Agentic LLM systems have shown strong results in automated theorem proving for pure mathematics, but their effectiveness for program verification with formal specifications, implementations, and correctness proofs was not well characterized.

The authors evaluate Claude Code in an agentic proving framework on CLEVER, a Lean 4 benchmark for verifiable code generation. The pipeline covers four tasks: specification generation, specification isomorphism checking, implementation generation, and proof generation. Claude operates in a compiler-in-the-loop setting where it iteratively generates and refines proofs against the Lean type-checker.

Figure 1: Schematic overview of our experimental pipeline. The four generation and proof tasks are identified in yellow: Clever ’s original intended setup spans horizontally in red across the top row, while other pathways represent our custom variations of the setup. The dashed portion in the top-right corner is the preliminary experimentation setup of Appendix A .

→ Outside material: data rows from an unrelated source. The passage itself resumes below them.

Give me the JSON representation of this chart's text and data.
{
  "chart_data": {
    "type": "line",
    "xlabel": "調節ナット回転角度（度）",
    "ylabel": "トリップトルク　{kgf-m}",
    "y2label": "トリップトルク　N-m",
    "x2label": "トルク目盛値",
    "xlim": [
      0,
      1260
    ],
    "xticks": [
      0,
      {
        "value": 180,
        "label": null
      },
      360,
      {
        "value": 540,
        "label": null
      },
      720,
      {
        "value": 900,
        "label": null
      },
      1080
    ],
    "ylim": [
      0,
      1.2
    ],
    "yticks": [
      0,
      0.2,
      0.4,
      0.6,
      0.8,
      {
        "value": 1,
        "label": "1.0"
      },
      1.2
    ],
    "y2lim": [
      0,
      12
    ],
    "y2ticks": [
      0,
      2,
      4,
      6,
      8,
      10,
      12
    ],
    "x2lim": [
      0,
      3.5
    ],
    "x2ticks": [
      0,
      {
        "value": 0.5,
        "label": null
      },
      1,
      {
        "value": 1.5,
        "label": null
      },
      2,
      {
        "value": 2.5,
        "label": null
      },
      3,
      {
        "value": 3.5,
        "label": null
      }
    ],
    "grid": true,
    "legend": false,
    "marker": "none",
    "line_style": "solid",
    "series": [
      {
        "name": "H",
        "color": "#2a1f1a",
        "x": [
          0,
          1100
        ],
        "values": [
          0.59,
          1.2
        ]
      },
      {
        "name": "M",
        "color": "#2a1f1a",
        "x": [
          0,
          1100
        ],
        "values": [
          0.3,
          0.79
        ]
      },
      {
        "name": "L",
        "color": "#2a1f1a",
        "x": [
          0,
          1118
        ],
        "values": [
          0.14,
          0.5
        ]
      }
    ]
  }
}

Claude generates valid specifications for 98.8% of problems (81.3% also pass isomorphism scoring on the correct benchmark portion), certifies implementations against correct ground-truth specifications for 87.5% of problems, and achieves 98.1% end-to-end success on entries with self-consistent premises. The work also identifies numerous bugs in the benchmark itself.

Figure 4: Overview of prover performance on the Clever and Verina benchmarks. Solid bars indicate the number of tests solved on the verified-correct portions of each dataset, while the patterned bar segments above show additional solved instances obtained after correcting erroneous benchmark entries. Numbers annotated with a ‘+’ denote the corresponding count of these additional solves.